André Bord est décédé le 13 mai 2013 à Holtzheim (Bas-Rhin). La santé de M. Bord s'était dégradée la semaine dernière et avait nécessité une nouvelle hospitalisation. Il avait déjà été hospitalisé une première fois il y a quelques semaines. Selon nos informations, M. Bord est décédé la nuit dernière à son domicile, pendant son sommeil.

Blason de Strasbourg

Un Engagement Précoce dans la Résistance

Élevé dans une province sensible aux enjeux de l'avant-guerre, André Bord a été naturellement sensibilisé aux valeurs d'effort, de résistance et d'unité. En juin 1940, face à l'annexion de l'Alsace par le IIIe Reich, il refuse de devenir allemand et s'évade de sa région natale.

Il rejoint en 1941 la Dordogne et les maquis du Sud-Ouest.
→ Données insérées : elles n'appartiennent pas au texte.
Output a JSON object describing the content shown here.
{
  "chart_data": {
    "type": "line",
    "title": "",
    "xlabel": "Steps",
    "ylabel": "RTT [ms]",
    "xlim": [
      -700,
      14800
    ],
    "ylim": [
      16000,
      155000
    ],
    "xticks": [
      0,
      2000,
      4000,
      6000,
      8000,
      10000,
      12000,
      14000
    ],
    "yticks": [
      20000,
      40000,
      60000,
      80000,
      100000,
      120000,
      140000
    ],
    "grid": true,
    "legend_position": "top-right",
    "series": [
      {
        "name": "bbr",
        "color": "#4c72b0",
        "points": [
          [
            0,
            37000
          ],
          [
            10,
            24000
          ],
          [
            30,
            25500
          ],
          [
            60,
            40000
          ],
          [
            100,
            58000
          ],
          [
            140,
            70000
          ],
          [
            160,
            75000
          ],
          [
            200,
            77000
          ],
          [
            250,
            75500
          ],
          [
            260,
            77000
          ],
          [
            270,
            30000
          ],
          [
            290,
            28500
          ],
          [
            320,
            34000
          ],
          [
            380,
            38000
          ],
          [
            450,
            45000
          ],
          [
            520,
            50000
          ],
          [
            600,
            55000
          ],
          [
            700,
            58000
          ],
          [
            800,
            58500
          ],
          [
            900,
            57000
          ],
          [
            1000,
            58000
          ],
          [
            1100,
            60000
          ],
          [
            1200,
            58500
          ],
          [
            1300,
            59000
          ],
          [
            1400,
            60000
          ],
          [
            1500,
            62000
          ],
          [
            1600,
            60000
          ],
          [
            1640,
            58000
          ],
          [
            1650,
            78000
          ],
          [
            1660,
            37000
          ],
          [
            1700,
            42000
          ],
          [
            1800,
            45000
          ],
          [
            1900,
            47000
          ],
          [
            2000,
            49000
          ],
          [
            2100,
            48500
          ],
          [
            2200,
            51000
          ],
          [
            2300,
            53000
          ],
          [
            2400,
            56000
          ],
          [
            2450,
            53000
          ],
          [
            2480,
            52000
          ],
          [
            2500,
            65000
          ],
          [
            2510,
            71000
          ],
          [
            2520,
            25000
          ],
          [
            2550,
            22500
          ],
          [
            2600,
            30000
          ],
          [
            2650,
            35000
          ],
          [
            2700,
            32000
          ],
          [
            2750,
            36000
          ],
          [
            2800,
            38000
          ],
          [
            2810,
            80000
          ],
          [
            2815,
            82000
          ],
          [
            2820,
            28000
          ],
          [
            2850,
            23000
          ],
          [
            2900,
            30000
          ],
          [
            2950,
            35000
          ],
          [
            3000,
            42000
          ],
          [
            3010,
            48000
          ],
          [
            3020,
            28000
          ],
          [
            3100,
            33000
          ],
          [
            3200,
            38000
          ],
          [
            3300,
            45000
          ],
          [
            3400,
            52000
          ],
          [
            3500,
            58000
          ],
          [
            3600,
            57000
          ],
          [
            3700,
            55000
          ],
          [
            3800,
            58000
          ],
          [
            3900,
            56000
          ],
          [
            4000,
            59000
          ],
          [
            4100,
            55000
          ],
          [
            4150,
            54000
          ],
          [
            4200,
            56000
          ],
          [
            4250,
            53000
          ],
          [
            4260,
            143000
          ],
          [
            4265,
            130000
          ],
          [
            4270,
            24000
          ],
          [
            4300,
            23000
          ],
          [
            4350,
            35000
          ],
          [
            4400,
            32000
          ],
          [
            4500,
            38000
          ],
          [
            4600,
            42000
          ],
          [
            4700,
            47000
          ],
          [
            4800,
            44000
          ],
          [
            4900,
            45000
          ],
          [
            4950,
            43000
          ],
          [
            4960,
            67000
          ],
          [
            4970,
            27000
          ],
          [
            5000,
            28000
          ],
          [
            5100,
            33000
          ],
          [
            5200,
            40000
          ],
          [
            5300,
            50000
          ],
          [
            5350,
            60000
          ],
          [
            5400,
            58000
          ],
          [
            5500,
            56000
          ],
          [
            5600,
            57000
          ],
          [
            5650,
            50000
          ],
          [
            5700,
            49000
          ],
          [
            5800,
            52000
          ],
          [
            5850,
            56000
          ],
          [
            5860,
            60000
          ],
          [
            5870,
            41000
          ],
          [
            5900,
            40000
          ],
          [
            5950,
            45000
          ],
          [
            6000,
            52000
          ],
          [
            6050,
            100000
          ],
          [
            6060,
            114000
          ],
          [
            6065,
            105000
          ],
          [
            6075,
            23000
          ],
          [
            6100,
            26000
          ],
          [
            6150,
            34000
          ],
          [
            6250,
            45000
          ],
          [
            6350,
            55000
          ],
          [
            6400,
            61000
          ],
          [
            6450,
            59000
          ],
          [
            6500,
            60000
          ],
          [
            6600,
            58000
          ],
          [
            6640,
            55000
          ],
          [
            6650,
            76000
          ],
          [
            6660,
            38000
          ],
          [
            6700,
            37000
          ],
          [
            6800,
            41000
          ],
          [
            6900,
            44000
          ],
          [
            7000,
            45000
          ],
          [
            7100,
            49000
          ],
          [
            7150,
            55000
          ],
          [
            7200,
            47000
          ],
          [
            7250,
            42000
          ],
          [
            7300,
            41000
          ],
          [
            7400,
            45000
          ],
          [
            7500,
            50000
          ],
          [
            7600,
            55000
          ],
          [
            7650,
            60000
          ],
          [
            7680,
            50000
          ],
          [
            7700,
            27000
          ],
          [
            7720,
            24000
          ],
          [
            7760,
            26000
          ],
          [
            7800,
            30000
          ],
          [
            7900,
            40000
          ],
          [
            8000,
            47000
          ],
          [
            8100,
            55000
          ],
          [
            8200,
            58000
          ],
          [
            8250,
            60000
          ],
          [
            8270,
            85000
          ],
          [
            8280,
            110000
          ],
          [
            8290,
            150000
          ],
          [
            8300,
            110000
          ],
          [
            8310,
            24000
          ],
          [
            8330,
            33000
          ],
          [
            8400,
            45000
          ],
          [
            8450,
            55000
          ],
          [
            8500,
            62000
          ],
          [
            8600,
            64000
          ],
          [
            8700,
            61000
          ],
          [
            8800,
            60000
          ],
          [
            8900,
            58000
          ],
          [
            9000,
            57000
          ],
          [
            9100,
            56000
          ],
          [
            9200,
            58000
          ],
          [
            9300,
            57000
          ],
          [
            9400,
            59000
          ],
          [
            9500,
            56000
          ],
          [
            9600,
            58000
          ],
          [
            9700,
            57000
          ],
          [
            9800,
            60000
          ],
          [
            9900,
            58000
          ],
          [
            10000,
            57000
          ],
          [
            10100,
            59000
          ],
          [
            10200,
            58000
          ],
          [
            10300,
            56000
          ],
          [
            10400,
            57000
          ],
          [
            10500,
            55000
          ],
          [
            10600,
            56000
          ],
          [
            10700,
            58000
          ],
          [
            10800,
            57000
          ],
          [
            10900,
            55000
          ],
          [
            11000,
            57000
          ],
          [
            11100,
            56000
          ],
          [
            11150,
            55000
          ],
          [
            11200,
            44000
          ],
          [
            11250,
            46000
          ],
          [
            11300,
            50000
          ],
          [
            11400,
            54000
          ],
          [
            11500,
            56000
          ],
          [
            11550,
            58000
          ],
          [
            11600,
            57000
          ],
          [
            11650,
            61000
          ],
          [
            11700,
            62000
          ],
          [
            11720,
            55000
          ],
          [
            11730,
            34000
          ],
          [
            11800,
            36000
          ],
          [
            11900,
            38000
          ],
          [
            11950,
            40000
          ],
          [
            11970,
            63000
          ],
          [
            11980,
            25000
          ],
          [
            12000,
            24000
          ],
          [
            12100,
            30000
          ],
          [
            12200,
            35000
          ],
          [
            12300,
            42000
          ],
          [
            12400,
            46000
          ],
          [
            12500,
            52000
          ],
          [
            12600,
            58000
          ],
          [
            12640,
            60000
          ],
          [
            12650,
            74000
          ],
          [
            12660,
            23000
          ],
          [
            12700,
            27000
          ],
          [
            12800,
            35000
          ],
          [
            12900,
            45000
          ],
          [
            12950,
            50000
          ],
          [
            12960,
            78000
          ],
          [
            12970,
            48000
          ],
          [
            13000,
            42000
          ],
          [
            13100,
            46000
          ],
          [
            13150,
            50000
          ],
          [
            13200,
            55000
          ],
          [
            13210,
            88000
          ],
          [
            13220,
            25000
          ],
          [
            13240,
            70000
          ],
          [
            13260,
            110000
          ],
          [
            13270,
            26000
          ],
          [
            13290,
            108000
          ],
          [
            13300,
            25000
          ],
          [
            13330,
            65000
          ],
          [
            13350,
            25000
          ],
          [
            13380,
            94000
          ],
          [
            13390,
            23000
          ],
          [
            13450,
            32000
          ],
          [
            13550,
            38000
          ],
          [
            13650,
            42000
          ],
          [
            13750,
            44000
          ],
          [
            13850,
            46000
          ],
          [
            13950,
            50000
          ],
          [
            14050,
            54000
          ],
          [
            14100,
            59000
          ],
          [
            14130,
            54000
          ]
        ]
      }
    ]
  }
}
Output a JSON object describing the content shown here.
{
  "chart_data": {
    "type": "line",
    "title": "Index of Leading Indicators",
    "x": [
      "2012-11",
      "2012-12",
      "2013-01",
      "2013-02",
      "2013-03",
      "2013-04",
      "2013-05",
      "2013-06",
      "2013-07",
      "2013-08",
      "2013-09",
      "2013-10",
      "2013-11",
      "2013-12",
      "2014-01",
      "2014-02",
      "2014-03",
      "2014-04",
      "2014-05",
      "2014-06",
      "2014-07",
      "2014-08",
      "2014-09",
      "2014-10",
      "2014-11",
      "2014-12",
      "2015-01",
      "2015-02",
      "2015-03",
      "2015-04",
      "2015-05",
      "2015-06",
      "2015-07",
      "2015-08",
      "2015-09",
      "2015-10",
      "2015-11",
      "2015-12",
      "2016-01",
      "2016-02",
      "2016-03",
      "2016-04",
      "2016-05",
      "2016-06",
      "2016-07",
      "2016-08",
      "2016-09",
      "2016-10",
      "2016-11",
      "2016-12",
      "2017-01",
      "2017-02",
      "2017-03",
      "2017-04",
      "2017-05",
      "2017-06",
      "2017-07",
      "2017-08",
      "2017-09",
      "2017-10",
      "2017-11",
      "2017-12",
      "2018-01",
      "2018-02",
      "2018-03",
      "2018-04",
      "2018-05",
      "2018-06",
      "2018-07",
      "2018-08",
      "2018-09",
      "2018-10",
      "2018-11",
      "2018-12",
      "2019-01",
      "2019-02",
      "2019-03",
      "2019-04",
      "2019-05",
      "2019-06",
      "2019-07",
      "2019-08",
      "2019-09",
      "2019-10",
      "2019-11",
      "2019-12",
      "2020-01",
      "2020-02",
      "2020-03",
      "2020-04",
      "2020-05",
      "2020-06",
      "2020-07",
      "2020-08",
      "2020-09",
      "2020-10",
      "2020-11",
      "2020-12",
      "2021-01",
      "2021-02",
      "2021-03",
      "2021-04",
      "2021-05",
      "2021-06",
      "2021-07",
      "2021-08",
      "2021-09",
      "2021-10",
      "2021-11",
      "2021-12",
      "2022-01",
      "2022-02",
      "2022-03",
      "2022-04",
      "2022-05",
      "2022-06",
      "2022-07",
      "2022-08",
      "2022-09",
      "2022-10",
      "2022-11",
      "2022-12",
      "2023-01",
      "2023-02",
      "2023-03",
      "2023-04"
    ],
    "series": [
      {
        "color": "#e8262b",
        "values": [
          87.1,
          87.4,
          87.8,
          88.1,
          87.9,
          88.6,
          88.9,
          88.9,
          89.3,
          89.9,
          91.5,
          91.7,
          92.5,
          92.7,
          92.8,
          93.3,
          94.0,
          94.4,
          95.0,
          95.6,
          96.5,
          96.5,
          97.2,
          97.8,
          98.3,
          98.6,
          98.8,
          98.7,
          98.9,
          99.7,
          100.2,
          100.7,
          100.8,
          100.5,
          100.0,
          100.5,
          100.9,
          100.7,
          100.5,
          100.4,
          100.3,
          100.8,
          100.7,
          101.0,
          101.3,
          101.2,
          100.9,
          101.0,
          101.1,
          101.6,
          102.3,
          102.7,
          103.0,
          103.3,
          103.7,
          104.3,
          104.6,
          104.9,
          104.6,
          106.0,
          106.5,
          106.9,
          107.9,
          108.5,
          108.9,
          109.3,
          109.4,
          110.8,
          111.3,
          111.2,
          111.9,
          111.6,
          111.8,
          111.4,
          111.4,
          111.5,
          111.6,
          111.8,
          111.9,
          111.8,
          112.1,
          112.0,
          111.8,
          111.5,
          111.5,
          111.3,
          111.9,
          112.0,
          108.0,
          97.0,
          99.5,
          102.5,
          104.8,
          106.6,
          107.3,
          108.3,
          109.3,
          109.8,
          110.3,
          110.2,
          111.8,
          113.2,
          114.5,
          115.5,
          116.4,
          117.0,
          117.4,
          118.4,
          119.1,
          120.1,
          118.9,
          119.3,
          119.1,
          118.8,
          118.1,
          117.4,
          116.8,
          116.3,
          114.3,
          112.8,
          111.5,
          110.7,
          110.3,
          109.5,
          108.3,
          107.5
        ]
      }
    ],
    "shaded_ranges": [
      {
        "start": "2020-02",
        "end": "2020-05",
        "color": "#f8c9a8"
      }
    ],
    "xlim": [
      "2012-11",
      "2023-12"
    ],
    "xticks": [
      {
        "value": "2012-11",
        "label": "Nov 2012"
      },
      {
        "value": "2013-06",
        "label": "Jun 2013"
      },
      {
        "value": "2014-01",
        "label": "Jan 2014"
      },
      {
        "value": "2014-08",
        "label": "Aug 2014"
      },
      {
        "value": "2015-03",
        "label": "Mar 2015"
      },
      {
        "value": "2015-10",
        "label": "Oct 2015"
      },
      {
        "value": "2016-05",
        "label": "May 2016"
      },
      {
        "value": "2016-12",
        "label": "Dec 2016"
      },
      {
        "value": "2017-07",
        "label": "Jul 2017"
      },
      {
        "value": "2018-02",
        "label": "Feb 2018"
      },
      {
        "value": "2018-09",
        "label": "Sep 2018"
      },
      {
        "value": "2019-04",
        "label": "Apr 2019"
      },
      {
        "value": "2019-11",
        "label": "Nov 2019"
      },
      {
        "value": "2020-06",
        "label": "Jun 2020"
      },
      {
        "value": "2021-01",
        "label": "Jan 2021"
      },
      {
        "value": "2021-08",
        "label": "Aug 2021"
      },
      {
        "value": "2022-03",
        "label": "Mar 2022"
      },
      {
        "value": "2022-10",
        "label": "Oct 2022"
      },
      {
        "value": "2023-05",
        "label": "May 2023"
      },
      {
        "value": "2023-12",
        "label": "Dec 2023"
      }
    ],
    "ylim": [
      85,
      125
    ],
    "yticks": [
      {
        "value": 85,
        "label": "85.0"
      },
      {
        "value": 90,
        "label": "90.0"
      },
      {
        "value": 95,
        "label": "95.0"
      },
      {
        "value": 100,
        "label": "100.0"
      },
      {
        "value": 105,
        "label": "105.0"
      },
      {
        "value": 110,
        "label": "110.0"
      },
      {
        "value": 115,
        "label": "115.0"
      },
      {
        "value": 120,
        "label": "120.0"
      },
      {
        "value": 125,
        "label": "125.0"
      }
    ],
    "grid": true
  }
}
Agent P2 dans les réseaux « Andalousie » et « Martial », il est arrêté une première fois par la Gestapo et libéré faute de preuves, puis une seconde fois par la milice. Il parvient à s'évader grâce à une action menée par ses camarades du maquis de Vergt en Dordogne, ce qui lui vaut d'être condamné à mort par contumace.

Dans la clandestinité, il participe au recrutement et à la mise sur pied des commandos qui composeront la Brigade Alsace-Lorraine d’André Malraux. Il se trouve ensuite engagé dans les combats de la libération de l’Est de la France, ainsi que dans les combats défensifs sur le Rhin, en janvier 1945, au moment de l’offensive Runstedt où il est encerclé avec le commando Verdun à Gerstheim pendant plusieurs jours. Avec certains de ses camarades, il réussit à franchir l’encerclement pour rejoindre la Brigade Alsace-Lorraine à Plobsheim. Il terminera ses engagements militaires par la Campagne d’Allemagne.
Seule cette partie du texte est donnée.